A suffix-array based algorithm for clustering expression data.

 

Abstract:

With the advent of Second generation sequencing technology like pyrosequencing, the research on expression data has been revived. For example, such kind of sequencing technology provides the opportunity to study the transcriptomes of organisms for which good quality genomes are not known.

Clustering such data remains a significant challenge and a much larger data sets and a whole lot of new different error profiles add upon it. The previously used all-versus-all comparison of sequence are not at all optimum for large data sets.  Therefore to eliminate this we need to develop a new filter which can reduce this complexity of operation.

Thus we introduce a new filter for string similarity based on multiple long exact matches between 2 strings. The additional constraint is that the matches should be apart by a sufficient distance. This alleviates the  drawbacks of computation encountered in the all-versus-all filter.

 

The main goal here is to find a partitional clustering such that sequences derived from the same gene are members of the same cluster. Given a set S of strings over {A,C,G,T} (sequences derived from expression data), we want to find a clustering, i.e. a partition, of S such that two sequences end up in the same cluster if and only if they have been derived from the same gene.

 

KABOOM Filter:

It is a (k, x, y) multiword filter. This filter defines the two sequences to be similar if they share x substrings of length k with the additional constraint that the distance between the first and last is at least y. This is the essence of the algorithm.

 

Our algorithm implements the following   :

 

1.Introducing new heuristic filter for sequence similarity.

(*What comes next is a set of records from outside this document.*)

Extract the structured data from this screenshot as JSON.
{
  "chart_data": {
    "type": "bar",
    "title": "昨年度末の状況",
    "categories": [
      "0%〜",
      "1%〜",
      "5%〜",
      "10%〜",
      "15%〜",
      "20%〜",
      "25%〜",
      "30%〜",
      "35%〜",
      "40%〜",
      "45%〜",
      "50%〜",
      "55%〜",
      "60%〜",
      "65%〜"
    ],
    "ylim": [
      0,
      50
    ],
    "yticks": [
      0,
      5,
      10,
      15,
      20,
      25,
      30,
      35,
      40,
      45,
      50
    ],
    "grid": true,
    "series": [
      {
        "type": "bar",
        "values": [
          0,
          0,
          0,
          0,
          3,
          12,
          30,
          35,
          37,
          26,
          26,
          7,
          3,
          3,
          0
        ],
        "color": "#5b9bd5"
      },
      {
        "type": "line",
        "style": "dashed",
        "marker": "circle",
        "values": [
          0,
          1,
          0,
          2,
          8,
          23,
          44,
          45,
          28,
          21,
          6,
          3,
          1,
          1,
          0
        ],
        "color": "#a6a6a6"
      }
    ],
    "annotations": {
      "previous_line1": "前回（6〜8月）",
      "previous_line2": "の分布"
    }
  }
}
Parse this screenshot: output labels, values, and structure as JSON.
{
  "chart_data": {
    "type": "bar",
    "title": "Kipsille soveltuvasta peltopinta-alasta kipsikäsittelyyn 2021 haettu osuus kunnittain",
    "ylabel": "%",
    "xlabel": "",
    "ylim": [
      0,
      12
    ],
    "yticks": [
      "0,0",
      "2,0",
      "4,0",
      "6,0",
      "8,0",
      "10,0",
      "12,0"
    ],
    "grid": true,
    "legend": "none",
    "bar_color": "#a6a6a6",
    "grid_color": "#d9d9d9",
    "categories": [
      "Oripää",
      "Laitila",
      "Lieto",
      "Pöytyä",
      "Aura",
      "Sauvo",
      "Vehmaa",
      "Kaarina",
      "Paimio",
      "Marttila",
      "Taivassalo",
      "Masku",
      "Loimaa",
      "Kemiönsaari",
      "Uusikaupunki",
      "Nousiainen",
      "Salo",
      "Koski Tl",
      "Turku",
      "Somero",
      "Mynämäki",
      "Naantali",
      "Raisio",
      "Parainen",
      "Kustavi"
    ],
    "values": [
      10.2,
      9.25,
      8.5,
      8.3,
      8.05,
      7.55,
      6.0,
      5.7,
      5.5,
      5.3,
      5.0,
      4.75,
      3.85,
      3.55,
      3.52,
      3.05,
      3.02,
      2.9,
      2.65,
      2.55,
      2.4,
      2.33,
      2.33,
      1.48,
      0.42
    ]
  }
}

2.Implementing this heuristic and eliminates the need for all-versus-all comparison.

 

 

If time permits we compare our algorithm to other current tools and show that it is very competitive both with respect to quality and run time.

 

Team Members:

Ameya Bondre, Anuj Shroff

 

Actions tasks:

Program would be implemented in JAVA.

1. Understanding the functioning of Suffix arrays and Suffix Trees.

2. In our approach we use the dissimilarity measure. Initial research of the project would go in understanding them and choosing the best out of them for example q-gram distance and windowed d^2.

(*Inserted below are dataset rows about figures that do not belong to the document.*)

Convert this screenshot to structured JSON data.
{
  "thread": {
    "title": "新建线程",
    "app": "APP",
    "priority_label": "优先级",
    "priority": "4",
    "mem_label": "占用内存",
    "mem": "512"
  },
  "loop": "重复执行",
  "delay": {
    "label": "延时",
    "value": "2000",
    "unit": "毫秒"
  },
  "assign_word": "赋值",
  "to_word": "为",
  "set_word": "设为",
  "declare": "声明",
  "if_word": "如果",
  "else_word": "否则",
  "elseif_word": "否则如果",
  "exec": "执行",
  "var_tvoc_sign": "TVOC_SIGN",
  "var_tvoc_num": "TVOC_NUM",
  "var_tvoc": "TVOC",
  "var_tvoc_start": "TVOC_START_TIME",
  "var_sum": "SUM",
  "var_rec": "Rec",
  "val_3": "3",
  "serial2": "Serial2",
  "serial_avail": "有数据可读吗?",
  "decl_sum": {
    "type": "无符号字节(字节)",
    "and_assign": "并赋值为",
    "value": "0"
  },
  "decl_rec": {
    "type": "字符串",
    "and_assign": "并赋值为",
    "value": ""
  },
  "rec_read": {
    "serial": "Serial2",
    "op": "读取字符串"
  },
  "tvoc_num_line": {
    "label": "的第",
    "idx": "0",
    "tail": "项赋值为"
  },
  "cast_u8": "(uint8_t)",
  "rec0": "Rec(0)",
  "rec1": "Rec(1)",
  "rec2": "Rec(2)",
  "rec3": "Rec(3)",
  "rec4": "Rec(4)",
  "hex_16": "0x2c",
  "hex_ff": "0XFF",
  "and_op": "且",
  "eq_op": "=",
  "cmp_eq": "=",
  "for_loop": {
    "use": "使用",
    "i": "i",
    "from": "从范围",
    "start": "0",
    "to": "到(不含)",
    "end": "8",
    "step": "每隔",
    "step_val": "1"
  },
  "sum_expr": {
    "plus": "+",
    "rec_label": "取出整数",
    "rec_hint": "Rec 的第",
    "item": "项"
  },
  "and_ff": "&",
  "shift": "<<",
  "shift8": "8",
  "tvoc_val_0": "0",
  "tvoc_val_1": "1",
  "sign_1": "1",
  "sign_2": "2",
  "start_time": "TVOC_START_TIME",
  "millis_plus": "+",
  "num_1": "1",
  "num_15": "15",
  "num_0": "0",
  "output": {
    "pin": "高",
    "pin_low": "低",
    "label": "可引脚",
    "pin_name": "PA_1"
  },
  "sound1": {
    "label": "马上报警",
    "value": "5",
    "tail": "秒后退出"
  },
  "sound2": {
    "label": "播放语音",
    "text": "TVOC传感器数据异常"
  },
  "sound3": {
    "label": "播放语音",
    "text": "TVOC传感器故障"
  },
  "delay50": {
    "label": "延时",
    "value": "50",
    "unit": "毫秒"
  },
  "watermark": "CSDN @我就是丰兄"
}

3. Because edit distance or windowed d^2 is quadratic in the length of the two strings, often filters are used. To get an efficient filter we need to study the few filters H filter and k-word similarity filter so that we can develop a new filter which is a combination of both these filters.

 

4. Implementing the actual algorithm as mentioned in the paper and reference from the internet.

5. Print the clusters on standard output in compact form.

 

6. Try to print the above result as a histogram

 

7. Try to compare the above method with other existing tools for clustering expression data.

 

 

Assumptions:

 

Our algorithm makes a significant use of a modified suffix arrays.

 

We are focusing on Expression clustering for which a reference genome is not known (also called ab initio or de novo clustering).

 

Work Distribution:

 

The project will be a group effort and each project member will have equal share of their participation in all aspects of the project. Individual work distribution will be uploaded after each action is performed.

 

Work done:

 

1. Started implementing the suffix tree and array for a better understanding of the data structure.

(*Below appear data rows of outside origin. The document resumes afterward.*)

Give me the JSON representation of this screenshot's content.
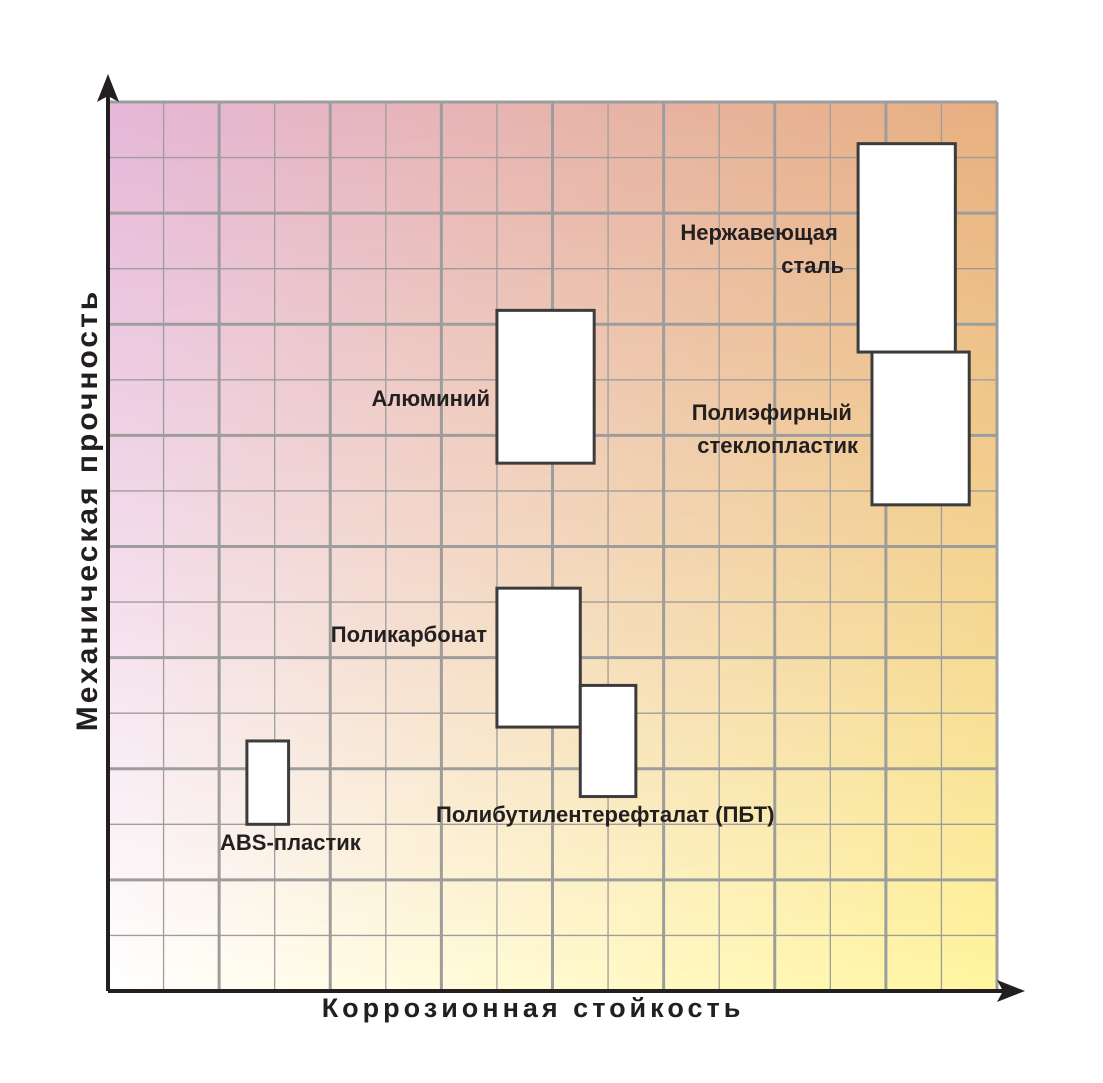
{
  "chart_data": {
    "type": "range-box",
    "xlabel": "Коррозионная стойкость",
    "ylabel": "Механическая прочность",
    "xlim": [
      0,
      16
    ],
    "ylim": [
      0,
      16
    ],
    "grid": true,
    "colors": {
      "bg_top_left": "#e6b7d9",
      "bg_top_right": "#e8b080",
      "bg_bottom_left": "#ffffff",
      "bg_bottom_right": "#fff59e",
      "grid": "#9d9d9d",
      "axis": "#231f20",
      "box_fill": "#ffffff",
      "box_stroke": "#3c3c3c"
    },
    "series": [
      {
        "name": "ABS-пластик",
        "x_range": [
          2.5,
          3.25
        ],
        "y_range": [
          3.0,
          4.5
        ]
      },
      {
        "name": "Поликарбонат",
        "x_range": [
          7.0,
          8.5
        ],
        "y_range": [
          4.75,
          7.25
        ]
      },
      {
        "name": "Полибутилентерефталат (ПБТ)",
        "x_range": [
          8.5,
          9.5
        ],
        "y_range": [
          3.5,
          5.5
        ]
      },
      {
        "name": "Алюминий",
        "x_range": [
          7.0,
          8.75
        ],
        "y_range": [
          9.5,
          12.25
        ]
      },
      {
        "name": "Полиэфирный стеклопластик",
        "x_range": [
          13.75,
          15.5
        ],
        "y_range": [
          8.75,
          11.5
        ]
      },
      {
        "name": "Нержавеющая сталь",
        "x_range": [
          13.5,
          15.25
        ],
        "y_range": [
          11.5,
          15.25
        ]
      }
    ]
  }
}
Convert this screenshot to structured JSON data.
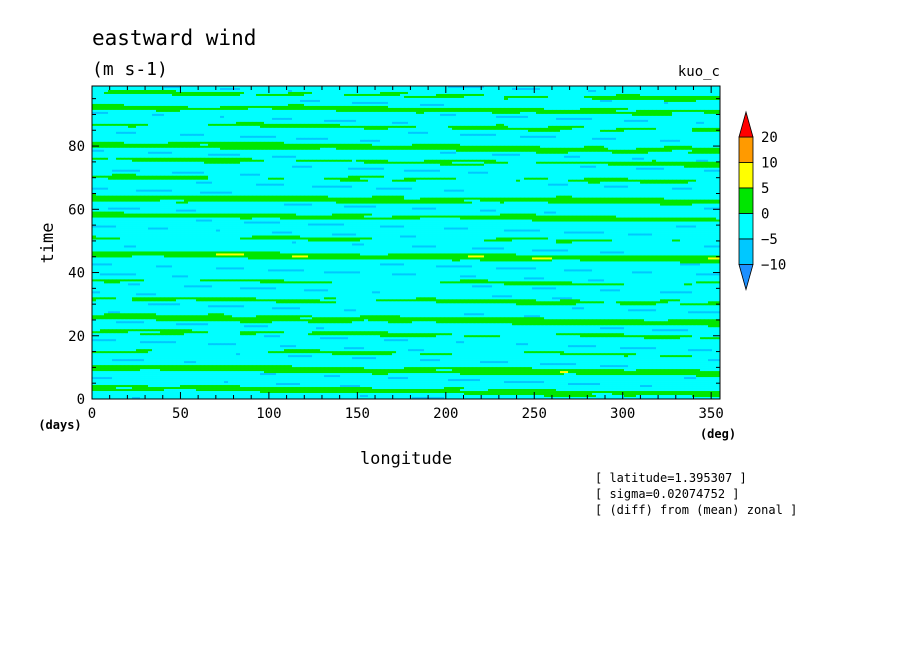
{
  "chart_data": {
    "type": "heatmap",
    "title": "eastward wind",
    "subtitle": "(m s-1)",
    "run_label": "kuo_c",
    "xlabel": "longitude",
    "xunit": "(deg)",
    "ylabel": "time",
    "yunit": "(days)",
    "xlim": [
      0,
      355
    ],
    "ylim": [
      0,
      99
    ],
    "xticks": [
      0,
      50,
      100,
      150,
      200,
      250,
      300,
      350
    ],
    "yticks": [
      0,
      20,
      40,
      60,
      80
    ],
    "colorbar": {
      "levels": [
        -10,
        -5,
        0,
        5,
        10,
        20
      ],
      "labels": [
        "20",
        "10",
        "5",
        "0",
        "−5",
        "−10"
      ],
      "colors": [
        "#1e90ff",
        "#00c8ff",
        "#00ffff",
        "#00e600",
        "#ffff00",
        "#ff9a00",
        "#ff0000"
      ],
      "extend": "both"
    },
    "bands": [
      {
        "t0": 2.5,
        "slope": -0.006,
        "amp": 6.0
      },
      {
        "t0": 9.0,
        "slope": -0.005,
        "amp": 7.0
      },
      {
        "t0": 14.5,
        "slope": -0.0045,
        "amp": 3.5
      },
      {
        "t0": 20.5,
        "slope": -0.005,
        "amp": 4.0
      },
      {
        "t0": 25.0,
        "slope": -0.0055,
        "amp": 7.0
      },
      {
        "t0": 31.0,
        "slope": -0.0045,
        "amp": 4.5
      },
      {
        "t0": 37.0,
        "slope": -0.004,
        "amp": 3.5
      },
      {
        "t0": 45.0,
        "slope": -0.005,
        "amp": 7.5
      },
      {
        "t0": 50.5,
        "slope": -0.004,
        "amp": 3.5
      },
      {
        "t0": 57.5,
        "slope": -0.004,
        "amp": 5.5
      },
      {
        "t0": 63.0,
        "slope": -0.003,
        "amp": 6.5
      },
      {
        "t0": 69.5,
        "slope": -0.004,
        "amp": 3.5
      },
      {
        "t0": 75.0,
        "slope": -0.0045,
        "amp": 4.0
      },
      {
        "t0": 79.5,
        "slope": -0.0055,
        "amp": 6.5
      },
      {
        "t0": 86.0,
        "slope": -0.005,
        "amp": 4.0
      },
      {
        "t0": 91.5,
        "slope": -0.005,
        "amp": 5.5
      },
      {
        "t0": 96.0,
        "slope": -0.006,
        "amp": 4.0
      }
    ]
  },
  "info": [
    "[ latitude=1.395307 ]",
    "[ sigma=0.02074752 ]",
    "[ (diff) from (mean) zonal ]"
  ]
}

2. Started looking at the dissimilarity measures and how they help in improving the algorithm.

3. Have downloaded various sequence example files for ready input.

 

References:

 

1. KABOOM! A new suffix-array based algorithm for clustering expression data Scott Hazelhurst, Zsuzsanna Lipt

2. Burkhardt, S., Crauser, A., Ferragina, P., Lenhof, H.-P., Rivals, E., and Vingron, M. (1999). q-gram based database searching using a suffix array (QUASAR).

3. Hazelhurst, S. (2008). Algorithms for clustering EST sequences: the wcd tool.

 

Will be updated as and when required.